The most concrete is the wishes of the departed. If they asked to not be eaten, much as I did on the last page. That is usually respected. I would have a problem with someone who didn't respect that.
Likewise, roadkill is an ususual category of animal flesh. If my vow to not touch meat weren't a religious grade vow, I'd have no problem consuming roadkill. Contrast to most people who have more problem touching roadkill than normal butchershop fare.
Fine, but assuming for whatever reason you were okay with being eaten after death, and actually felt the need to express that, that wouldn't make it anymore legal to actually eat you. And most people would probably still find it repugnant of anyone who wanted to.
And, less sentimentally, after you are dead what you want only matters if the people around you who are still alive care. The dead can't care about things. Well, that's assuming there's no life after death, but that's an entirely different conversation. But even assuming that context it seems pretty safe to say you wouldn't be able to say or do anything about it.
edited 23rd Jul '16 4:36:08 PM by LSBK
Well, I can actually answer one of those. There was this one hippy who willed to be barbecued and eaten after death. And one of the people I know in school attended the barbecue. And ate human flesh. Back then, I was transitioning to vegetarian. But I think I would have found the whole thing gross myself. I definitely didn't find the participant to be gross.
Eating the dead hasn't always been taboo. There's more than enough evidence of tools being used to deflesh and crack human bones going back to... Well, the first tools. And, ritual cannibalism of the revered dead was alive and well in parts of the world well into the C20th... until it was conclusively shown to tribal elders to be what lay behind their kuru
problem.
It's not that simple. It never is. -_- And, you can find human meat turning up in muti and bushmeat to this day: pygmies and albinos not only have medicinal worth, but they don't count as traditionally people. <_< (One gets called a kind of chimp; the other a kind of made-thing spirit-animal disguised in human shape — very powerful. Heck, other clans and tribes will be considered subhuman, depending on the tales and histories being run with.)

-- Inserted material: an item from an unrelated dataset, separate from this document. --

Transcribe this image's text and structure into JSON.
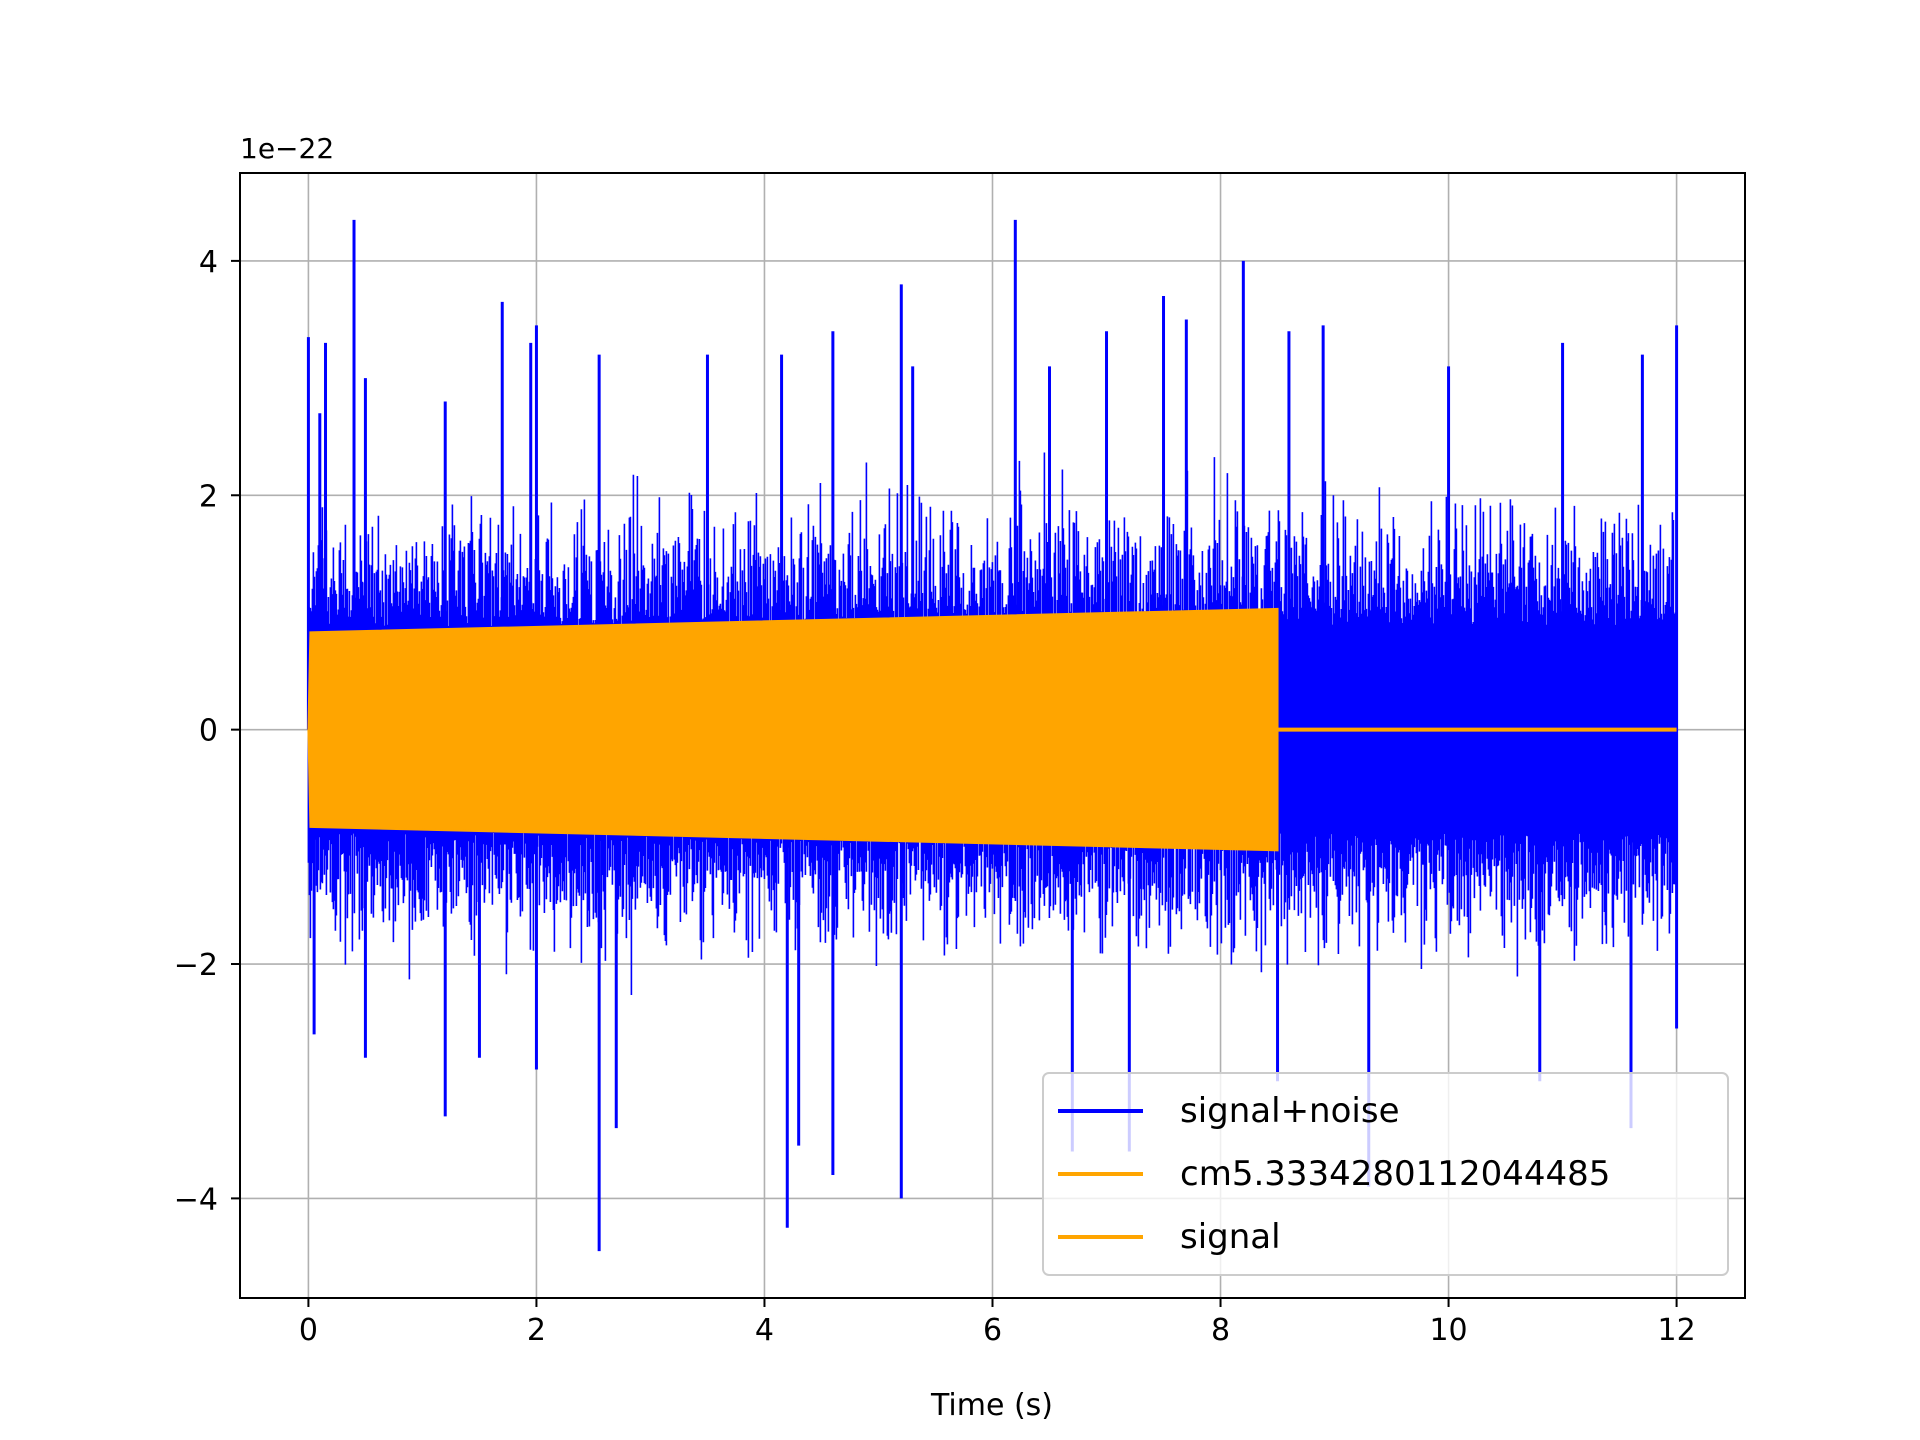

People aren't very nice when they dehumanize humans, let alone depeopling animals. :/ But, there is a degree of survival strategy in it: a culture that gets super-picky about eating its dead or going all Cold Equation deserves not surviving a famine. <_< The Bush and Rainforest are not kind places.
edited 23rd Jul '16 5:13:02 PM by Euodiachloris
That's nice. But, political breakdowns mean famines can turn up anywhere. No exceptions. They're like busses: you don't see one for decades or centuries, then three show up in in quick succession. <shrugs>
You don't need a zombie apocalypse or nuclear winter: mundane human screw-ups for the win.
edited 23rd Jul '16 6:22:17 PM by Euodiachloris

It's a word like any other. We benefit from a more complete understanding of the world. To argue against it is to hold the antiintellectual stance that communication is bad.
However, the exact definition of sapience has no effect on how we should treat animals. So from that perspective, defining sapience is meaningless.